Created attachment 1981305 [details] Standalone reproducer with results To reproduce the problem, do the following. Install RHEL-9.2 and use default gcc v11 compiler. ./test.sh scl enable gcc-toolset-12 'bash' ./test.sh Compare generated log files. In my case: $grep real *log 2023-Aug-02_12h24m38s_11.3.1_20221121.log:real 0m7.233s 2023-Aug-02_13h26m43s_12.2.1_20221121.log:real 0m18.097s $grep "dominance computation" *log 2023-Aug-02_12h24m38s_11.3.1_20221121.log: dominance computation : 0.37 ( 5%) 0.00 ( 0%) 0.39 ( 5%) 0 ( 0%) 2023-Aug-02_13h26m43s_12.2.1_20221121.log: dominance computation : 7.00 ( 40%) 0.00 ( 0%) 7.23 ( 40%) 0 ( 0%)
Hi Jakub, I'm sorry for the confusion. We found the issue when recompiling RHEL-9.2 userspace packages with march=x86-64-v3. As described in comment #2, later, we found that this is entirely unrelated to x86-64-v3 recompilation. The current issue is that this compilation: time gcc -ftime-report -O2 -fno-tree-vectorize -march=x86-64-v2 -c parse_date.c takes 7 seconds with gcc v11 from RHEL-9.2 and 18 seconds with gcc v12 from gcc-toolset-12. Please note that we explicitly disable vectorization to make the comparison more fair. I'm unable to assess if this is a real issue. As you noted, the increased compilation time can pay off if the resulting code is faster. I will leave the decision on you. Could you please get the testcase from comment #4, run it on RHEL-9.2, and judge whether this is a real problem? If yes, I can open a new BZ to avoid confusion. Feel free to close this BZ if this is not a real issue. Thanks a lot for your help! Jirka
Sorry, this was a misunderstanding. The original compiler flags I saw did not include -O2, so I assumed the benchmark evaluated the compilation speed without optimization, which is arguably a more well-defined target. With -O2 and other optimization levels, there of course complicated trade-offs between compile-time and run-time performance.
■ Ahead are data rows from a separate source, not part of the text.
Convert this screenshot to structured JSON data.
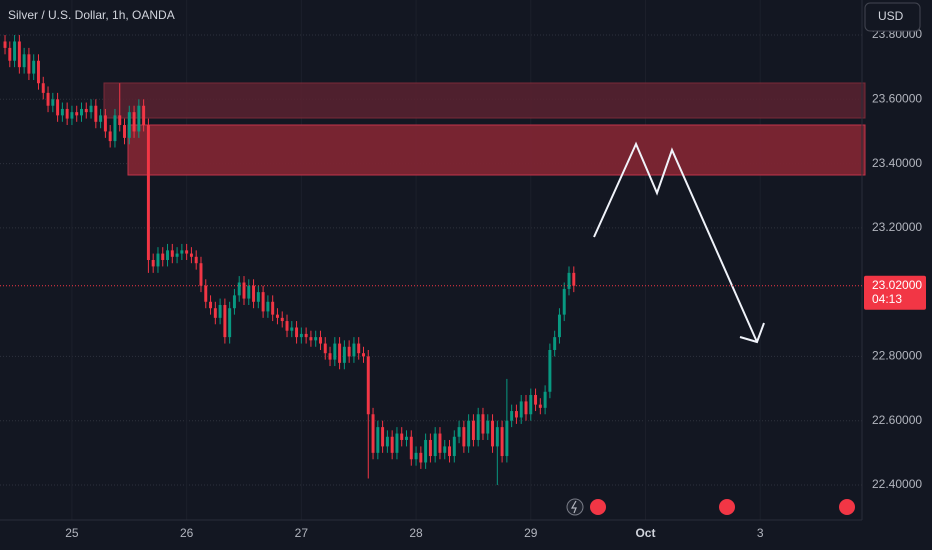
{
  "chart_data": {
    "type": "candlestick",
    "title": "Silver / U.S. Dollar, 1h, OANDA",
    "currency_button": "USD",
    "up_color": "#089981",
    "down_color": "#f23645",
    "open": [
      23.78,
      23.76,
      23.72,
      23.78,
      23.7,
      23.74,
      23.68,
      23.72,
      23.65,
      23.62,
      23.58,
      23.6,
      23.55,
      23.57,
      23.54,
      23.56,
      23.55,
      23.57,
      23.56,
      23.58,
      23.53,
      23.55,
      23.5,
      23.47,
      23.55,
      23.52,
      23.48,
      23.56,
      23.5,
      23.58,
      23.52,
      23.1,
      23.08,
      23.12,
      23.1,
      23.13,
      23.11,
      23.12,
      23.13,
      23.12,
      23.11,
      23.09,
      23.02,
      22.97,
      22.95,
      22.92,
      22.96,
      22.86,
      22.95,
      22.99,
      23.03,
      22.98,
      23.02,
      22.97,
      23.0,
      22.94,
      22.97,
      22.93,
      22.92,
      22.91,
      22.88,
      22.89,
      22.86,
      22.87,
      22.86,
      22.85,
      22.86,
      22.84,
      22.81,
      22.79,
      22.84,
      22.78,
      22.83,
      22.8,
      22.84,
      22.81,
      22.8,
      22.62,
      22.5,
      22.58,
      22.52,
      22.55,
      22.5,
      22.56,
      22.54,
      22.55,
      22.48,
      22.5,
      22.47,
      22.54,
      22.49,
      22.56,
      22.5,
      22.52,
      22.49,
      22.55,
      22.58,
      22.52,
      22.6,
      22.54,
      22.62,
      22.56,
      22.6,
      22.52,
      22.58,
      22.49,
      22.6,
      22.63,
      22.61,
      22.66,
      22.62,
      22.68,
      22.65,
      22.64,
      22.69,
      22.82,
      22.86,
      22.93,
      23.01,
      23.06
    ],
    "high": [
      23.8,
      23.78,
      23.8,
      23.8,
      23.76,
      23.76,
      23.74,
      23.74,
      23.67,
      23.64,
      23.62,
      23.62,
      23.59,
      23.59,
      23.58,
      23.58,
      23.59,
      23.59,
      23.6,
      23.6,
      23.57,
      23.57,
      23.52,
      23.57,
      23.65,
      23.54,
      23.58,
      23.58,
      23.6,
      23.6,
      23.54,
      23.12,
      23.14,
      23.14,
      23.15,
      23.15,
      23.14,
      23.15,
      23.15,
      23.14,
      23.13,
      23.11,
      23.04,
      22.99,
      22.97,
      22.98,
      22.98,
      22.97,
      23.01,
      23.05,
      23.05,
      23.04,
      23.04,
      23.02,
      23.02,
      22.99,
      22.99,
      22.95,
      22.94,
      22.93,
      22.91,
      22.91,
      22.89,
      22.89,
      22.88,
      22.88,
      22.88,
      22.86,
      22.83,
      22.86,
      22.86,
      22.85,
      22.85,
      22.86,
      22.86,
      22.83,
      22.82,
      22.64,
      22.6,
      22.6,
      22.57,
      22.57,
      22.58,
      22.58,
      22.57,
      22.57,
      22.52,
      22.52,
      22.56,
      22.56,
      22.58,
      22.58,
      22.54,
      22.54,
      22.57,
      22.6,
      22.6,
      22.62,
      22.62,
      22.64,
      22.64,
      22.62,
      22.62,
      22.6,
      22.6,
      22.73,
      22.65,
      22.65,
      22.68,
      22.68,
      22.7,
      22.7,
      22.67,
      22.71,
      22.84,
      22.88,
      22.95,
      23.03,
      23.08,
      23.08
    ],
    "low": [
      23.74,
      23.7,
      23.7,
      23.68,
      23.68,
      23.66,
      23.66,
      23.63,
      23.6,
      23.56,
      23.56,
      23.53,
      23.53,
      23.52,
      23.52,
      23.53,
      23.53,
      23.54,
      23.54,
      23.51,
      23.51,
      23.48,
      23.45,
      23.45,
      23.5,
      23.46,
      23.46,
      23.48,
      23.48,
      23.5,
      23.06,
      23.06,
      23.06,
      23.08,
      23.08,
      23.09,
      23.09,
      23.1,
      23.1,
      23.09,
      23.07,
      23.0,
      22.95,
      22.93,
      22.9,
      22.9,
      22.84,
      22.84,
      22.93,
      22.97,
      22.96,
      22.96,
      22.95,
      22.95,
      22.92,
      22.92,
      22.91,
      22.9,
      22.89,
      22.86,
      22.86,
      22.84,
      22.84,
      22.84,
      22.83,
      22.83,
      22.82,
      22.79,
      22.77,
      22.77,
      22.76,
      22.76,
      22.78,
      22.78,
      22.79,
      22.78,
      22.42,
      22.48,
      22.48,
      22.5,
      22.5,
      22.48,
      22.48,
      22.52,
      22.52,
      22.46,
      22.46,
      22.45,
      22.45,
      22.47,
      22.47,
      22.48,
      22.48,
      22.47,
      22.47,
      22.53,
      22.5,
      22.5,
      22.52,
      22.52,
      22.54,
      22.54,
      22.5,
      22.4,
      22.47,
      22.47,
      22.58,
      22.59,
      22.59,
      22.6,
      22.6,
      22.63,
      22.62,
      22.62,
      22.67,
      22.8,
      22.84,
      22.91,
      22.99,
      23.0
    ],
    "close": [
      23.76,
      23.72,
      23.78,
      23.7,
      23.74,
      23.68,
      23.72,
      23.65,
      23.62,
      23.58,
      23.6,
      23.55,
      23.57,
      23.54,
      23.56,
      23.55,
      23.57,
      23.56,
      23.58,
      23.53,
      23.55,
      23.5,
      23.47,
      23.55,
      23.52,
      23.48,
      23.56,
      23.5,
      23.58,
      23.52,
      23.1,
      23.08,
      23.12,
      23.1,
      23.13,
      23.11,
      23.12,
      23.13,
      23.12,
      23.11,
      23.09,
      23.02,
      22.97,
      22.95,
      22.92,
      22.96,
      22.86,
      22.95,
      22.99,
      23.03,
      22.98,
      23.02,
      22.97,
      23.0,
      22.94,
      22.97,
      22.93,
      22.92,
      22.91,
      22.88,
      22.89,
      22.86,
      22.87,
      22.86,
      22.85,
      22.86,
      22.84,
      22.81,
      22.79,
      22.84,
      22.78,
      22.83,
      22.8,
      22.84,
      22.81,
      22.8,
      22.62,
      22.5,
      22.58,
      22.52,
      22.55,
      22.5,
      22.56,
      22.54,
      22.55,
      22.48,
      22.5,
      22.47,
      22.54,
      22.49,
      22.56,
      22.5,
      22.52,
      22.49,
      22.55,
      22.58,
      22.52,
      22.6,
      22.54,
      22.62,
      22.56,
      22.6,
      22.52,
      22.58,
      22.49,
      22.6,
      22.63,
      22.61,
      22.66,
      22.62,
      22.68,
      22.65,
      22.64,
      22.69,
      22.82,
      22.86,
      22.93,
      23.01,
      23.06,
      23.02
    ],
    "xlim": [
      -1.05,
      179.3
    ],
    "xticks": [
      {
        "value": 14,
        "label": "25"
      },
      {
        "value": 38,
        "label": "26"
      },
      {
        "value": 62,
        "label": "27"
      },
      {
        "value": 86,
        "label": "28"
      },
      {
        "value": 110,
        "label": "29"
      },
      {
        "value": 134,
        "label": "Oct"
      },
      {
        "value": 158,
        "label": "3"
      }
    ],
    "ylim": [
      22.291,
      23.909
    ],
    "yticks": [
      {
        "value": 22.4,
        "label": "22.40000"
      },
      {
        "value": 22.6,
        "label": "22.60000"
      },
      {
        "value": 22.8,
        "label": "22.80000"
      },
      {
        "value": 23.2,
        "label": "23.20000"
      },
      {
        "value": 23.4,
        "label": "23.40000"
      },
      {
        "value": 23.6,
        "label": "23.60000"
      },
      {
        "value": 23.8,
        "label": "23.80000"
      }
    ],
    "last_price": {
      "value": 23.02,
      "label": "23.02000"
    },
    "countdown": "04:13"
  }
}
I can reproduce it, but current gcc trunk is back at gcc 11 time (17.38s gcc 11, 30.80s gcc 12, 17.59s gcc trunk), so it doesn't seem to be worth even investigating, as we wouldn't be changing GCC 12 because of this anyway. And compile time is hard to bisect on our gcc bisect seed, as everything there is unoptimized builds.